WHAT'S in a name? When it comes to controversial science, a lot.
South Korean scientists recently announced that they had used cloning to produce 11 human embryos, then destroyed them to harvest their embryonic stem cells. Actually, they said they had used "somatic cell nuclear transfer" to produce "human NT blastocysts," from which they extracted "hESC."
In fact, nowhere in their paper did they actually use the word "clone."
"Everybody is terrified of the word, 'cloning' " said Dr. David Shaywitz, a stem cell researcher at Harvard University. "It conjures up so many frightening images."
"Both sides are trying to manipulate language," he added. "People who are opposed to the research go out of their way to use that word and people who support the research are trying to find other ways to explain what they are doing."
But cloning opponents are disturbed by the way stem cell scientists these days almost always speak of "somatic cell nuclear transfer" rather than "cloning."
"The most important thing to be said is that the language is changing and it seems to have an agenda behind it to make things more acceptable," said Dr. John Kilner, the president for the Center for Bioethics and Human Dignity, which opposes cloning and destroying human embryos to extract their stem cells.
"I'm concerned," he added. "People ought to debate the scientific issues on the merits."
The word "embryo" presents similar problems. The South Korean scientists, for example, did not get their cloned embryos by fertilizing human eggs. Rather, they removed the genetic material from donated eggs and replaced it with genetic material from the cells of patients. Those new genes took over and directed the eggs to grow and divide. So, they say, the resulting balls of cells should be called "nuclear transfer constructs."
But avoiding the term embryo merely "avoids a moral question that is very much in the public consciousness," said Lisa Cahill, a theology professor at Boston College. After all, she said, those balls of cells, however created, can develop and if implanted in a woman's womb, could in theory become babies. Those who oppose such research say the embryos are human, and they object to destroying human life.
Many scientists counter that embryos in their early stages, whatever their potential, are simply tiny clumps of undifferentiated cells - no budding organs or extremities, nothing remotely mammalian or baby-like - and that they have no moral status.
Most Americans, Dr. Cahill said, occupy a position somewhere in between. They do not want to lose the promise of stem cell research but they also do not consider human embryos to be simply balls of cells.
This view, Dr. Cahill said, is "reflected in the fact that we've had the National Bioethics Council and the President's Council on Bioethics and a statement from the American Fertility Society all saying special respect was owed the embryo. But they didn't necessarily say that therefore it could never be used in research."
Then there is the further question of using cloning to create embryos. Should the word "clone" even be used if the embryos will never be allowed to develop into babies?

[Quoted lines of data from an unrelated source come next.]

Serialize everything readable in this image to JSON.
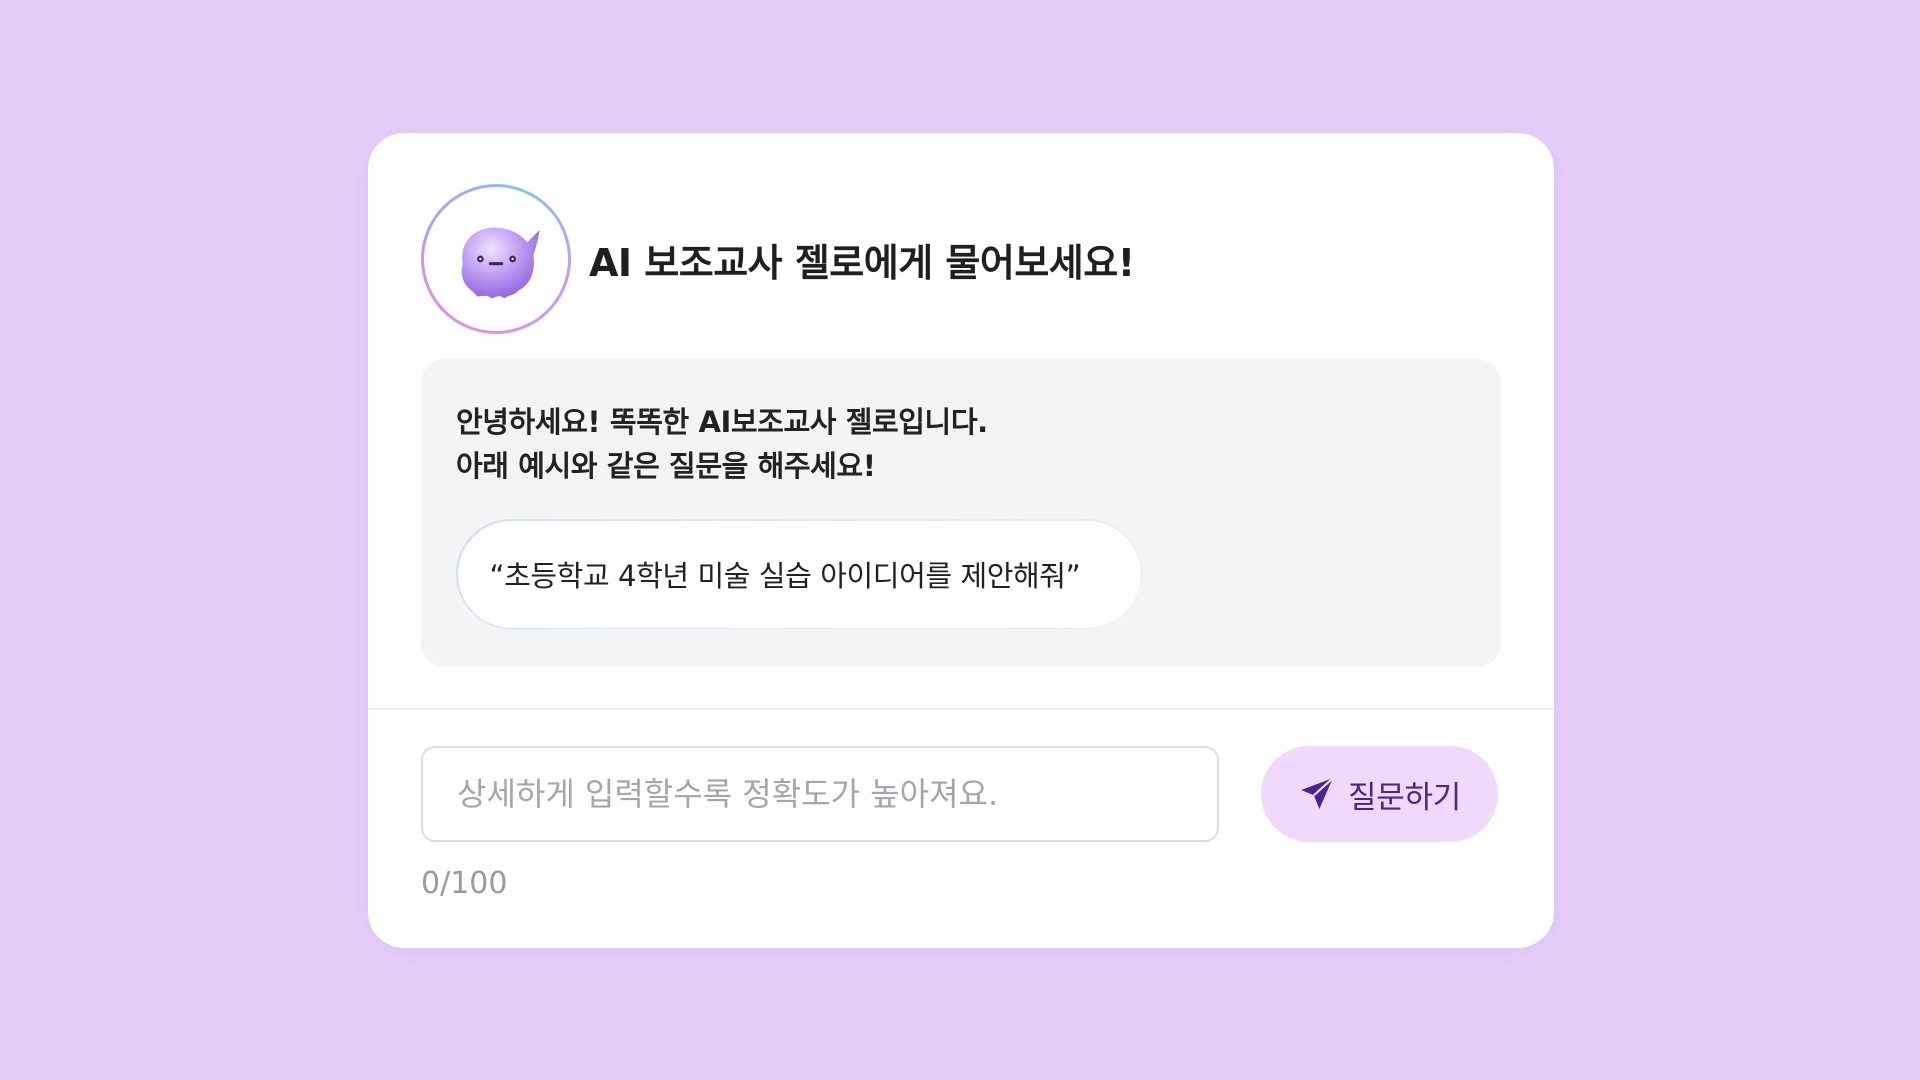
{
  "header": {
    "title": "AI 보조교사 젤로에게 물어보세요!",
    "avatar_icon": "jello-mascot-icon"
  },
  "intro": {
    "line1": "안녕하세요! 똑똑한 AI보조교사 젤로입니다.",
    "line2": "아래 예시와 같은 질문을 해주세요!",
    "example": "“초등학교 4학년 미술 실습 아이디어를 제안해줘”"
  },
  "input": {
    "value": "",
    "placeholder": "상세하게 입력할수록 정확도가 높아져요.",
    "counter": "0/100"
  },
  "ask_button": {
    "label": "질문하기",
    "icon": "send-icon"
  },
  "colors": {
    "background": "#e6cff9",
    "card": "#ffffff",
    "intro_box": "#f4f4f5",
    "button_bg": "#f1d9fb",
    "accent": "#4b2493",
    "mascot": "#b58cf0"
  }
}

The International Society for Stem Cell Research wrestled with the issue and decided to use different words to distinguish between cloning to create embryos for their stem cells and to create babies.
The group decided that cloning to create embryos to the blastocyst stage, that critical time at about five days when stem cells can be obtained, and then destroying them to extract stem cells would be called "somatic cell nuclear transfer."
That term, said Gordon Keller, a stem cell researcher at Mount Sinai School of Medicine in New York and the president-elect of the International Society for Stem Cell Research, accurately describes the process by which the blastocysts were made.
The other possible outcome for the blastocysts, something Dr. Keller says the society vehemently opposes, would be to implant them in a woman's uterus to start a pregnancy. That would be called "cloning."
"The process is the same," Dr. Keller said. The important difference, he says, is "what you do with the blastocyst."
The President's Council on Bioethics unanimously came to a different conclusion about what to call the process of creating these blastocysts. "Although as a scientific matter 'somatic cell nuclear transfer' or 'nuclear transplantation' may accurately describe the technique that is used to produce the embryonic clone, these terms fail to convey the nature of the deed itself, and they hide its human significance," the council wrote.
Dr. Leon Kass, the council's chairman, argued last week that the South Koreans' feat should not be disguised by jargon.
"The initial product of their cloning technique is without doubt a living cloned human embryo, the functional equivalent of a fertilized egg," Dr. Kass wrote in an e-mail message.
"If we are properly to evaluate the ethics of this research and where it might lead," he continued, "we must call things by their right names and not disguise what is going on with euphemism or misleading nomenclature."